Question

Combustion of a `20*g` mass of compound gives `44*g` `CO_2`, and `7.99*g` of water. Given that the molecular mass is `180*g*mol^-1` what are the empirical and molecular formulae?

Answer 1

This question operates under an unspoken assumption. We get (eventually!) a molecular formula of `C_9H_8O_4`.

Explanation:

We can burn organic compounds in a furnace to produce (i) carbon dioxide; and (ii) water. The carbon and hydrogen content of these products COME directly from the hydrocarbon. Sometimes these are expressed as a percentage by mass and SOMETIMES, as here, the measured percentages do not add up to 100%. The missing percentage is presumed to be oxygen, which is NOT measured, but obtained by difference, i.e. `O%=100%-%C-%H`.

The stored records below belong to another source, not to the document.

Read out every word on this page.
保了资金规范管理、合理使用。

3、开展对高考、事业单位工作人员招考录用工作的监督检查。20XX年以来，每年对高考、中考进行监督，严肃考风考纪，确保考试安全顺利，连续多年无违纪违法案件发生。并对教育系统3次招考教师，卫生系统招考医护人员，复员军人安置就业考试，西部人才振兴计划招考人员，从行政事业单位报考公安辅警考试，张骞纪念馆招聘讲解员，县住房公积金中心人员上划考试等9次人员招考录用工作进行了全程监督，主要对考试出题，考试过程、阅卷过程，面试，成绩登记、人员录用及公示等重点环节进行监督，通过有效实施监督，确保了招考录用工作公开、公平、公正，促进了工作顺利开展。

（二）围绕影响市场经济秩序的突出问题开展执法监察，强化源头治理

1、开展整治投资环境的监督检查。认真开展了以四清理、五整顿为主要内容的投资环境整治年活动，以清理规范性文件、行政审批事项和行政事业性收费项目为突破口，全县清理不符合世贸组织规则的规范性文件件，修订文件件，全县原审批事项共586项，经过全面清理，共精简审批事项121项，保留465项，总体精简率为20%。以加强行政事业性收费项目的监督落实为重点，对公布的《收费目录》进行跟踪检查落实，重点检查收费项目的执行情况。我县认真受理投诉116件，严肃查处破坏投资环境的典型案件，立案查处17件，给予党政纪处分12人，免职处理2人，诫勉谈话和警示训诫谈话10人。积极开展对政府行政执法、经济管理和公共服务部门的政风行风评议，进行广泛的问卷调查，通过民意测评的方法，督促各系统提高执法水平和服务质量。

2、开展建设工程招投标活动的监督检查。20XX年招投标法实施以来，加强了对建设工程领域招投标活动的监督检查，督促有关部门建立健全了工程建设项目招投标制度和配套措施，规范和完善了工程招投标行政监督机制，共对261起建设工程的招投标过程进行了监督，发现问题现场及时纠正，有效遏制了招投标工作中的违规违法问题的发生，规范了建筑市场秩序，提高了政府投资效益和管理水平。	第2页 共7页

Here, the carbon content is measured by `CO_2`, and the hydrogen content is measured by WATER (I think you made a mistake when you posed the question!).

So let's see if we can get something useful.

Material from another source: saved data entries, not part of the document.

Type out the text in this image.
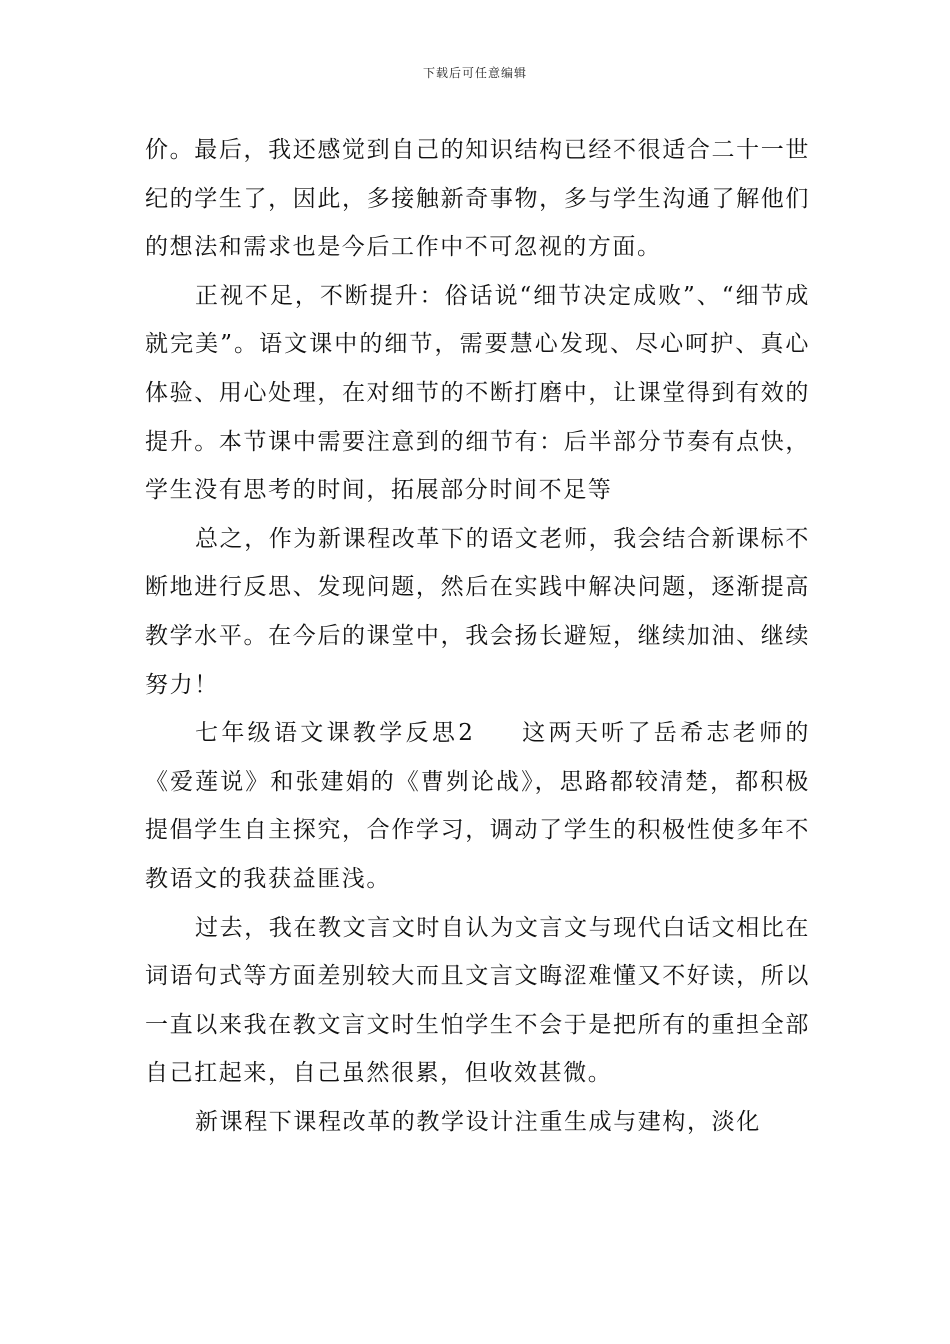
下载后可任意编辑

价。最后，我还感觉到自己的知识结构已经不很适合二十一世纪的学生了，因此，多接触新奇事物，多与学生沟通了解他们的想法和需求也是今后工作中不可忽视的方面。

正视不足，不断提升：俗话说“细节决定成败”、“细节成就完美”。语文课中的细节，需要慧心发现、尽心呵护、真心体验、用心处理，在对细节的不断打磨中，让课堂得到有效的提升。本节课中需要注意到的细节有：后半部分节奏有点快，学生没有思考的时间，拓展部分时间不足等

总之，作为新课程改革下的语文老师，我会结合新课标不断地进行反思、发现问题，然后在实践中解决问题，逐渐提高教学水平。在今后的课堂中，我会扬长避短，继续加油、继续努力！

七年级语文课教学反思2 这两天听了岳希志老师的《爱莲说》和张建娟的《曹刿论战》，思路都较清楚，都积极提倡学生自主探究，合作学习，调动了学生的积极性使多年不教语文的我获益匪浅。

过去，我在教文言文时自认为文言文与现代白话文相比在词语句式等方面差别较大而且文言文晦涩难懂又不好读，所以一直以来我在教文言文时生怕学生不会于是把所有的重担全部自己扛起来，自己虽然很累，但收效甚微。

新课程下课程改革的教学设计注重生成与建构，淡化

In `20*g` compound, there are `(44*g)/(44*g*mol^-1)C=1*mol*C`.

In `20*g` compound, there are `(7.99*g)/(18.01*g*mol^-1)xx2H=0.89*mol*H`.

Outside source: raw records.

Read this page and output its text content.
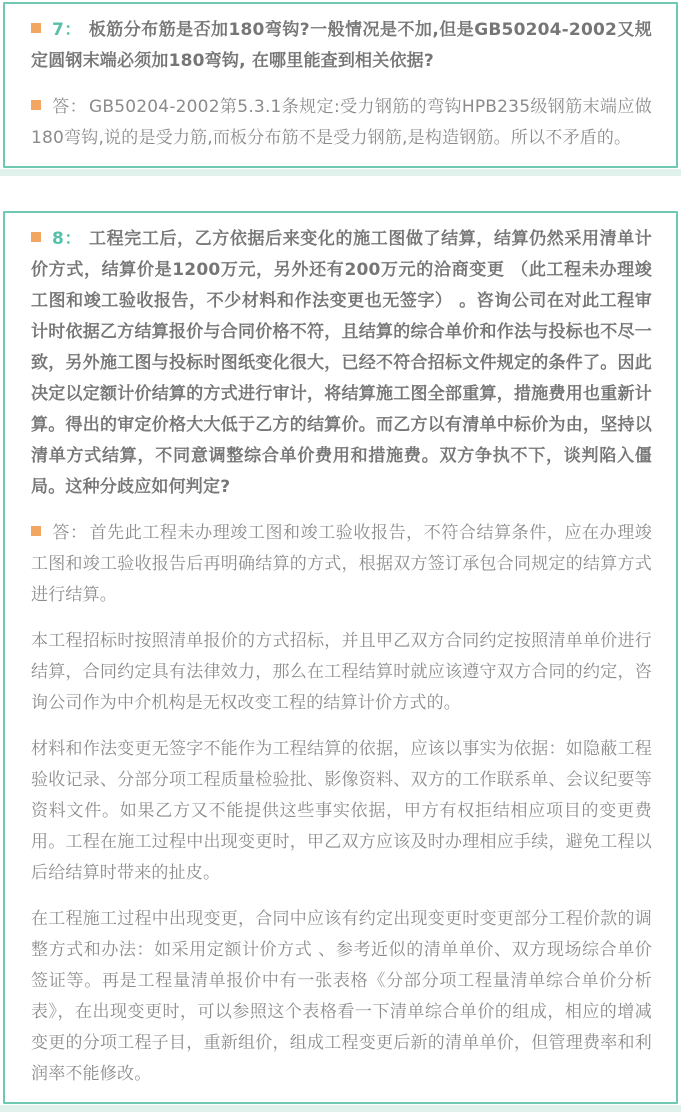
7： 板筋分布筋是否加180弯钩?一般情况是不加,但是GB50204-2002又规定圆钢末端必须加180弯钩, 在哪里能查到相关依据?

答： GB50204-2002第5.3.1条规定:受力钢筋的弯钩HPB235级钢筋末端应做180弯钩,说的是受力筋,而板分布筋不是受力钢筋,是构造钢筋。所以不矛盾的。

8： 工程完工后，乙方依据后来变化的施工图做了结算，结算仍然采用清单计价方式，结算价是1200万元，另外还有200万元的洽商变更 （此工程未办理竣工图和竣工验收报告，不少材料和作法变更也无签字） 。咨询公司在对此工程审计时依据乙方结算报价与合同价格不符，且结算的综合单价和作法与投标也不尽一致，另外施工图与投标时图纸变化很大，已经不符合招标文件规定的条件了。因此决定以定额计价结算的方式进行审计，将结算施工图全部重算，措施费用也重新计算。得出的审定价格大大低于乙方的结算价。而乙方以有清单中标价为由，坚持以清单方式结算，不同意调整综合单价费用和措施费。双方争执不下，谈判陷入僵局。这种分歧应如何判定?

答： 首先此工程未办理竣工图和竣工验收报告，不符合结算条件，应在办理竣工图和竣工验收报告后再明确结算的方式，根据双方签订承包合同规定的结算方式进行结算。

本工程招标时按照清单报价的方式招标，并且甲乙双方合同约定按照清单单价进行结算，合同约定具有法律效力，那么在工程结算时就应该遵守双方合同的约定，咨询公司作为中介机构是无权改变工程的结算计价方式的。

材料和作法变更无签字不能作为工程结算的依据，应该以事实为依据：如隐蔽工程验收记录、分部分项工程质量检验批、影像资料、双方的工作联系单、会议纪要等资料文件。如果乙方又不能提供这些事实依据，甲方有权拒结相应项目的变更费用。工程在施工过程中出现变更时，甲乙双方应该及时办理相应手续，避免工程以后给结算时带来的扯皮。

在工程施工过程中出现变更，合同中应该有约定出现变更时变更部分工程价款的调整方式和办法：如采用定额计价方式 、参考近似的清单单价、双方现场综合单价签证等。再是工程量清单报价中有一张表格《分部分项工程量清单综合单价分析表》，在出现变更时，可以参照这个表格看一下清单综合单价的组成，相应的增减变更的分项工程子目，重新组价，组成工程变更后新的清单单价，但管理费率和利润率不能修改。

In `20*g` compound, there are presumed to be the following molar quantity of oxygen,

`(20.0*g-12.011*g-0.89*g)/(16*g*mol^-1)O=0.44*mol*O`. (That is the mass balance was due to oxygen!).

We divide thru by the SMALLEST molar quantity, that of oxygen to get a trial formula of `C_(2.27)H_2O`, which we must multiply by #4 # to get whole numbers, i.e. `C_9H_8O_4`, which is the `"empirical formula"`.

But we know that the `"molecular formula"` is a simple whole number multiple of the `"empirical formula"`

And thus............................,

`nxx(9xx12.011+8xx1.00794+4xx15.999)*g*mol^-1`

`=180*g*mol^-1`

Clearly, `n=1`, so here `"molecular formula"` `=` `"empirical formula"` `=` `C_9H_8O_4`

I am sorry for making such a meal of this answer, but if you are an undergrad, you should be aware of the background to this question. If you are at A level, your teacher has no business asking you these sorts of questions.